Configuration

Run Config

Several dimensions of pipeline execution can be determined at execution time through configuration. We call this set of chosen values run config. The run config is passed as a dictionary in the python api or as a yaml document when using dagit or the CLI. The following top level keys in the run config allow you to configure different aspects:

  • execution: Determine and configure the Executor to be used to control execution of the pipeline.

  • storage: Determine and configure the SystemStorageDefinition to be used to control how data is persisted as it is handed off from solid to solid.

  • loggers : Determine and configure the LoggerDefinition to be used when logging.

  • solids : Configure solids that belong to the pipeline. In addition to providing values for solid specific configuration, inputs may also be configured here, when dependencies on upstream solids outputs have not been set in the pipeline.

  • resources : Configure resources that belong to the pipeline that have defined configuration schema.

Configuration Schema

The Dagster library includes a system for defining the schema that configuration values must abide by. The most common objects to specify ConfigSchema for are SolidDefinition and ResourceDefinition.

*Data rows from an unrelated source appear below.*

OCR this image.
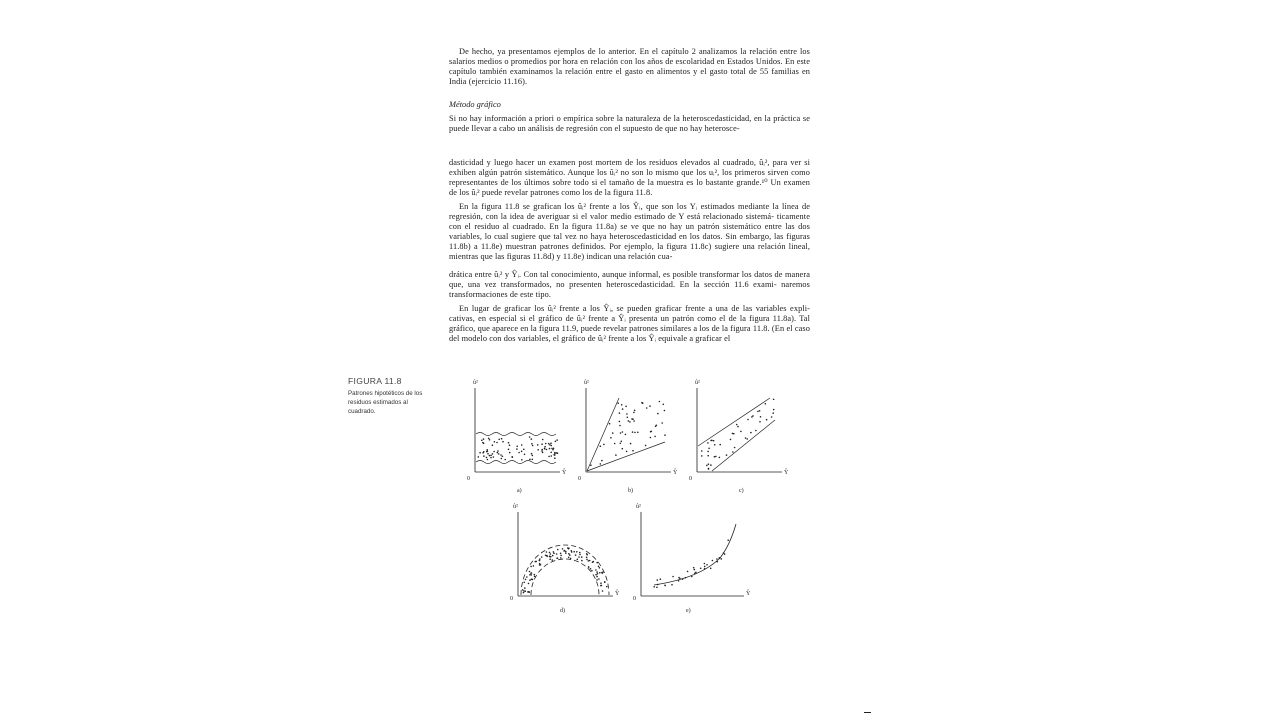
De hecho, ya presentamos ejemplos de lo anterior. En el capítulo 2 analizamos la relación entre los salarios medios o promedios por hora en relación con los años de escolaridad en Estados Unidos. En este capítulo también examinamos la relación entre el gasto en alimentos y el gasto total de 55 familias en India (ejercicio 11.16).

Método gráfico

Si no hay información a priori o empírica sobre la naturaleza de la heteroscedasticidad, en la práctica se puede llevar a cabo un análisis de regresión con el supuesto de que no hay heterosce-

dasticidad y luego hacer un examen post mortem de los residuos elevados al cuadrado, ûᵢ², para ver si exhiben algún patrón sistemático. Aunque los ûᵢ² no son lo mismo que los uᵢ², los primeros sirven como representantes de los últimos sobre todo si el tamaño de la muestra es lo bastante grande.¹⁰ Un examen de los ûᵢ² puede revelar patrones como los de la figura 11.8.

En la figura 11.8 se grafican los ûᵢ² frente a los Ŷᵢ, que son los Yᵢ estimados mediante la línea de regresión, con la idea de averiguar si el valor medio estimado de Y está relacionado sistemá- ticamente con el residuo al cuadrado. En la figura 11.8a) se ve que no hay un patrón sistemático entre las dos variables, lo cual sugiere que tal vez no haya heteroscedasticidad en los datos. Sin embargo, las figuras 11.8b) a 11.8e) muestran patrones definidos. Por ejemplo, la figura 11.8c) sugiere una relación lineal, mientras que las figuras 11.8d) y 11.8e) indican una relación cua-

drática entre ûᵢ² y Ŷᵢ. Con tal conocimiento, aunque informal, es posible transformar los datos de manera que, una vez transformados, no presenten heteroscedasticidad. En la sección 11.6 exami- naremos transformaciones de este tipo.

En lugar de graficar los ûᵢ² frente a los Ŷᵢ, se pueden graficar frente a una de las variables expli- cativas, en especial si el gráfico de ûᵢ² frente a Ŷᵢ presenta un patrón como el de la figura 11.8a). Tal gráfico, que aparece en la figura 11.9, puede revelar patrones similares a los de la figura 11.8. (En el caso del modelo con dos variables, el gráfico de ûᵢ² frente a los Ŷᵢ equivale a graficar el

FIGURA 11.8
Patrones hipotéticos de los residuos estimados al cuadrado.
û²
0
Ŷ
a)
û²
0
Ŷ
b)
û²
0
Ŷ
c)
û²
0
Ŷ
d)
û²
0
Ŷ
e)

The following example shows how config_schema can be used on a solid to control its behavior:

from dagster import Field, execute_pipeline, pipeline, solid


@solid(
    config_schema={
        # can just use the expected type as short hand
        "iterations": int,
        # otherwise use Field for optionality, defaults, and descriptions
        "word": Field(str, is_required=False, default_value="hello"),
    }
)
def config_example_solid(context):
    for _ in range(context.solid_config["iterations"]):
        context.log.info(context.solid_config["word"])


@pipeline
def config_example_pipeline():
    config_example_solid()


def run_bad_example():
    # This run will fail to start since there is required config not provided
    return execute_pipeline(config_example_pipeline, run_config={})


def run_other_bad_example():
    # This will also fail to start since iterations is the wrong type
    execute_pipeline(
        config_example_pipeline,
        run_config={"solids": {"config_example_solid": {"config": {"iterations": "banana"}}}},
    )


def run_good_example():
    return execute_pipeline(
        config_example_pipeline,
        run_config={"solids": {"config_example_solid": {"config": {"iterations": 1}}}},
    )

Configured

In many cases, the option to configure an entity at runtime is more distracting than helpful, and it's preferable to supply the entity's configuration at definition time.

The configured API offers a way to do this. When invoked on a ResourceDefinition, ExecutorDefinition, SolidDefinition, CompositeSolidDefinition, LoggerDefinition, IntermediateStorageDefinition, or SystemStorageDefinition, it returns an interchangeable object with the given configuration "baked in".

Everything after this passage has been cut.